In a recent CNBC interview, Billionaire financier George Soros points out the numerous similarities between 2008 and 2016.  

Speaking at an economic forum in Sri Lanka's capital Colombo, he told an audience that China is struggling to find a new growth model and its currency devaluation is transferring problems to the rest of the world, according to media. He added that a return to rising interest rates was proving difficult for the developing world.

The current environment reminded him of the "crisis we had in 2008," The Sunday Times in Sri Lanka reported on Thursday morning. "China has a major adjustment problem," he added, according to Bloomberg. "I would say it amounts to a crisis."

China's CSI 300 tumbled more than 7 percent in early trade Thursday, again triggering the market's circuit breaker. As well as roiling sentiment across Asia, it also battered European risk assets with the German DAX down 3.5 percent at 11 a.m. London time.

U.S. stock index futures also indicated a sharply lower open as investors focused on China's swooning currency and economic slowdown.

China, the biggest economic story of the last 30 years, has soured in the eyes of many analysts. A stock market crash that began in the country last summer has thrown the vast difficulties officials are now facing into sharp relief. A raft of data has disappointed in recent months as the country's leaders refocus the economy on consumption from manufacturing.

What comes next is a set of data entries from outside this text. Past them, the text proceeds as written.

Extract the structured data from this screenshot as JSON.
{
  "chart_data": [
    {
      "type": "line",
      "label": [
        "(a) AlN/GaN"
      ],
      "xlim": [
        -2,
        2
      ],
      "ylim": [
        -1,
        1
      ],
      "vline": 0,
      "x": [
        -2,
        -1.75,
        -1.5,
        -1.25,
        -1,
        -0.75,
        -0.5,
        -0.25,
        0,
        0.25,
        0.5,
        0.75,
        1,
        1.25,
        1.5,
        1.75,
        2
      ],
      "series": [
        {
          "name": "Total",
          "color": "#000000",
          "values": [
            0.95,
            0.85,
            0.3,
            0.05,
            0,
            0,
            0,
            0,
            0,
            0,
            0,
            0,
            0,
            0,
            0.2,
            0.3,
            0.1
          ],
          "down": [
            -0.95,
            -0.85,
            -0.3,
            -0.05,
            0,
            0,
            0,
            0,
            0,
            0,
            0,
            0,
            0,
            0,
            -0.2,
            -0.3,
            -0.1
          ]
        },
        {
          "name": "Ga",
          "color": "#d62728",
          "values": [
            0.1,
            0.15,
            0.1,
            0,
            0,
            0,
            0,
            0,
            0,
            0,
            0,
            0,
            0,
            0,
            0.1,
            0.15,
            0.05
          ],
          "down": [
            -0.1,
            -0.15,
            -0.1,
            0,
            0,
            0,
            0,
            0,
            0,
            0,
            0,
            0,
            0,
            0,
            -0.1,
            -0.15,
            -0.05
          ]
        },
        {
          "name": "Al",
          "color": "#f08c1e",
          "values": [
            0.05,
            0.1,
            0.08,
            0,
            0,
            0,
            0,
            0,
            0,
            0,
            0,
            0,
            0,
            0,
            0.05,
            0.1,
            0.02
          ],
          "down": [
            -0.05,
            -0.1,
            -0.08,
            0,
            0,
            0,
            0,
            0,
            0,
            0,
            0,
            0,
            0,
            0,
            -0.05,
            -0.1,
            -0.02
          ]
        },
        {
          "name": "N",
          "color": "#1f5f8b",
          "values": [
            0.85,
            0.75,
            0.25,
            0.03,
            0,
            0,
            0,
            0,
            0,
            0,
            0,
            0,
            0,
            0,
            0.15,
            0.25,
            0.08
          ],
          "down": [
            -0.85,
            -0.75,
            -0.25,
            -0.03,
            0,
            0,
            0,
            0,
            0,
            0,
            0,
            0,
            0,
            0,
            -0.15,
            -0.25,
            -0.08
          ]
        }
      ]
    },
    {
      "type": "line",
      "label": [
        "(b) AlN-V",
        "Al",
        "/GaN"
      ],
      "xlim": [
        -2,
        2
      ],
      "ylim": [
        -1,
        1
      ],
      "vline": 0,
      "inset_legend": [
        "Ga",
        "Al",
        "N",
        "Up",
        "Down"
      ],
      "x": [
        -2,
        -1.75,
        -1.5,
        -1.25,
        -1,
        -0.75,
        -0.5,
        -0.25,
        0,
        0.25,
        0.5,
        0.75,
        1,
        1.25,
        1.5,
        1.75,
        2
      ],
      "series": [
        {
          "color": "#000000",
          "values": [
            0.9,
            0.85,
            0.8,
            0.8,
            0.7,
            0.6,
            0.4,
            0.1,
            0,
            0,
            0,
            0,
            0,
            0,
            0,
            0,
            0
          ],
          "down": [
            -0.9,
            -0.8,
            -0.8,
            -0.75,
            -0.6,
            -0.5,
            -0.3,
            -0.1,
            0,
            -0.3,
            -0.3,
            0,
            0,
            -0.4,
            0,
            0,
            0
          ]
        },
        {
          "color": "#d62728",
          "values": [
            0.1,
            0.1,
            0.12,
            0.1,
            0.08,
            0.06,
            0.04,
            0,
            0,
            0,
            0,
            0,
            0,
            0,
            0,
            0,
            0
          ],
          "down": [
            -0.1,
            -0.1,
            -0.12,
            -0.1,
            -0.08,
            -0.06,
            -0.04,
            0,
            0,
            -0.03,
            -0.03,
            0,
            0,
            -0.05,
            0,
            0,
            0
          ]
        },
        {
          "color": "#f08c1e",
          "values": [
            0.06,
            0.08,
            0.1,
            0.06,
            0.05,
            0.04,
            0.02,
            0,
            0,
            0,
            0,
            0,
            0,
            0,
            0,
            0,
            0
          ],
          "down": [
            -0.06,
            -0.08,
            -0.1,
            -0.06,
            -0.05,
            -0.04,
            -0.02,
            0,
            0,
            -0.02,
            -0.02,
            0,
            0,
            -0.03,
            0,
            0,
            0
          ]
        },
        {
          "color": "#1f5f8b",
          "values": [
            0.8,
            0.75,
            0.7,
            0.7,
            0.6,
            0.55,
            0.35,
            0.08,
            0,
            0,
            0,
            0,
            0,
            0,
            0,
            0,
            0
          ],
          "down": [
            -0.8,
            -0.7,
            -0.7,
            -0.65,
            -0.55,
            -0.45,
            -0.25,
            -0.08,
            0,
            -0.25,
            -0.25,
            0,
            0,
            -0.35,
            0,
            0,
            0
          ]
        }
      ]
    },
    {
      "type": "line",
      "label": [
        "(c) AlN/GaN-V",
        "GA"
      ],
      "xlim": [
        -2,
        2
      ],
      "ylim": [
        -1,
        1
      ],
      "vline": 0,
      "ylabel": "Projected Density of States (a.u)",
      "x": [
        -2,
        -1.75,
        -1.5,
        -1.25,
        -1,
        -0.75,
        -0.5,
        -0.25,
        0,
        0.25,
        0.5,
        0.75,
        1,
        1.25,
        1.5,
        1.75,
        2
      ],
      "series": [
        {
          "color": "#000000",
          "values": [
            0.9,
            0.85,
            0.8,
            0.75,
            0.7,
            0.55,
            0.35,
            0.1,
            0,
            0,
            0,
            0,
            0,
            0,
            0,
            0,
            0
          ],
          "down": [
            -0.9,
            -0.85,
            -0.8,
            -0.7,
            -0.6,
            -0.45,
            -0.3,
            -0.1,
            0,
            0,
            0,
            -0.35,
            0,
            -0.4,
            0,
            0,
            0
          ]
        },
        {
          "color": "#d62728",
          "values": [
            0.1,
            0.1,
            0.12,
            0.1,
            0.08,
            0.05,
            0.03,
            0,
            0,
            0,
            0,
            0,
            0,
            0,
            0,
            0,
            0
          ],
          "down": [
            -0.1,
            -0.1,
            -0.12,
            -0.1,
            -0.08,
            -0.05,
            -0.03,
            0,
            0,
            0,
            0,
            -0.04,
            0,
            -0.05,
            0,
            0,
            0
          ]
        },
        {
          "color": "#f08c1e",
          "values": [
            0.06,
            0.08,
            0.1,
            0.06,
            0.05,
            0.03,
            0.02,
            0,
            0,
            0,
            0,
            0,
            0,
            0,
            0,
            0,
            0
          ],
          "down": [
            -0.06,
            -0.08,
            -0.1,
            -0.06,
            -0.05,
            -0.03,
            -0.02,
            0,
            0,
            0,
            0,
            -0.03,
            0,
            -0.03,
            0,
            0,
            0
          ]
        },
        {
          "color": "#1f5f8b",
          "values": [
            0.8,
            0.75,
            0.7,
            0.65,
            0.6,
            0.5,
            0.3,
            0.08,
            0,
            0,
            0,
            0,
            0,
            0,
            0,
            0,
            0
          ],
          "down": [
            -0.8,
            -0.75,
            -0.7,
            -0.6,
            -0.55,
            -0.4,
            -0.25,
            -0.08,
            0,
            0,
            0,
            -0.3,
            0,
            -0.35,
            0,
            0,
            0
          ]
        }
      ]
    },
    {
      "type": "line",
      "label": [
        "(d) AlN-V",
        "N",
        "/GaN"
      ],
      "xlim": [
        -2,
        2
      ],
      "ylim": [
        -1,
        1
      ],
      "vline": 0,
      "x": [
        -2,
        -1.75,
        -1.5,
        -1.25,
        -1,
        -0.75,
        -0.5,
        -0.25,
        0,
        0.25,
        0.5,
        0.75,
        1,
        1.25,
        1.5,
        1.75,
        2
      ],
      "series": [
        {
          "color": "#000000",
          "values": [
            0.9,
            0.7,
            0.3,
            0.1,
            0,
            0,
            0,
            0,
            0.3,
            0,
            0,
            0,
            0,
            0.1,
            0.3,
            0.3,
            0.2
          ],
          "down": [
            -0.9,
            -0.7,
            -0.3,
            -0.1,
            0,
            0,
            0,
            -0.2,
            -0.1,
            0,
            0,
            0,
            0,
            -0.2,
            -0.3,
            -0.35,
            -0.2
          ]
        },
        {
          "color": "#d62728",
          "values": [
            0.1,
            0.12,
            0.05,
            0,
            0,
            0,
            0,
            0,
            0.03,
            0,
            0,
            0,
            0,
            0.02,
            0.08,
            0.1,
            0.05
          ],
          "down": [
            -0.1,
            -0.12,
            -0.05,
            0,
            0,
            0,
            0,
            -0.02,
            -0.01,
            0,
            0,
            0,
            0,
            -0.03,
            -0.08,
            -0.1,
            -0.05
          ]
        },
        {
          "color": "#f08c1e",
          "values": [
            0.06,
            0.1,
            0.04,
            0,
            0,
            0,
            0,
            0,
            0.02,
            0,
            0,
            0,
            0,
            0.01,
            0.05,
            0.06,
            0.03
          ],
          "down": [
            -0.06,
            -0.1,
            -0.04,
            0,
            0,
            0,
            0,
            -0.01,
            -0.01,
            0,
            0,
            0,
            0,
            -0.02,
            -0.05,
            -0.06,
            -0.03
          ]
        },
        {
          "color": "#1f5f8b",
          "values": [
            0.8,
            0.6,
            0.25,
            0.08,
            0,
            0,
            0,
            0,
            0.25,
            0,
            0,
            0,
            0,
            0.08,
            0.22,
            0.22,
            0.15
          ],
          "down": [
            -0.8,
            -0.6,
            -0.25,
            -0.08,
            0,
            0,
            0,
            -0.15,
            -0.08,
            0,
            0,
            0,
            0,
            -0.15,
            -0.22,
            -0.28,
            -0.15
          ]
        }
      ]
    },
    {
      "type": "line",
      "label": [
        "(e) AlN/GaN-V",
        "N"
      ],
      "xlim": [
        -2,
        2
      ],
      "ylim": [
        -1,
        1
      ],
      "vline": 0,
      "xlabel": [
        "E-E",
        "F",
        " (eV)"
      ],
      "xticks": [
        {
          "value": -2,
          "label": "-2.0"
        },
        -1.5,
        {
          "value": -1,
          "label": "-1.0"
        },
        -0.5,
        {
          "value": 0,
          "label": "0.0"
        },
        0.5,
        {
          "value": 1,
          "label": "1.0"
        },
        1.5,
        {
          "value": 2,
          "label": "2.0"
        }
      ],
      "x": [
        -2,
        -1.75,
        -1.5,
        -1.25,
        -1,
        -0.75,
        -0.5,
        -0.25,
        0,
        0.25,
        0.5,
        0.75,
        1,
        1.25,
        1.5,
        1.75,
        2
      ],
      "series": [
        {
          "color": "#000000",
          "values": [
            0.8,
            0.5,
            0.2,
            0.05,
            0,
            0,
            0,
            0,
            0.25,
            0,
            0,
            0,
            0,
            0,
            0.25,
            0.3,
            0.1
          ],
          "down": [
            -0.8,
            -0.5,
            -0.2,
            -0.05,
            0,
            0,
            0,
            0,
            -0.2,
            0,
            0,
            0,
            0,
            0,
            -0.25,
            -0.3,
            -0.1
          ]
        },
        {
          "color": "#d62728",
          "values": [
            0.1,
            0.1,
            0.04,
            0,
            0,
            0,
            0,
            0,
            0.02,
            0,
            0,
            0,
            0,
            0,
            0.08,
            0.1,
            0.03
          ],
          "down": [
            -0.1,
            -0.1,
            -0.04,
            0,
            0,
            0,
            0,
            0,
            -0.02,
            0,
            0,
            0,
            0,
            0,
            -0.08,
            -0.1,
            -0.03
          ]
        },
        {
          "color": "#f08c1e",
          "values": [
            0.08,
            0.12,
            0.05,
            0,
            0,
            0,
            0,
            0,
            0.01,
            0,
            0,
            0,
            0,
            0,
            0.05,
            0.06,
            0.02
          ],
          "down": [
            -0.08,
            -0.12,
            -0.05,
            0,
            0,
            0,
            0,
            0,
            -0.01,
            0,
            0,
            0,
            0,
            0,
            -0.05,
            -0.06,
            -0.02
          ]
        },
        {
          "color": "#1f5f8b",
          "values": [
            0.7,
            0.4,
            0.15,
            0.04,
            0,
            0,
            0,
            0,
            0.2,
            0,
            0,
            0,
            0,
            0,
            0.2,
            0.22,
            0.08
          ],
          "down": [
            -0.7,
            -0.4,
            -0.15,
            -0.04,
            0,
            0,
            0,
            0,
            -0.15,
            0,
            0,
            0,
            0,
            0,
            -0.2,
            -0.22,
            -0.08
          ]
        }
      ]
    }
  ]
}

Analysts also point to concerns over Chinese market regulators, who they believe do not appear to have a good grasp of the market, even with the introduction of the circuit breakers. In an attempt to stabilize markets,

China's securities regulator has issued new rules to restrict the number of shares major shareholders in listed companies can sell every three months to 1 percent.

Marc Ostwald, a strategist at ADM Investor Services, believes that Soros' comments — alongside a gloomy report Wednesday from the World Bank — only serve to cast a "long shadow" over global markets.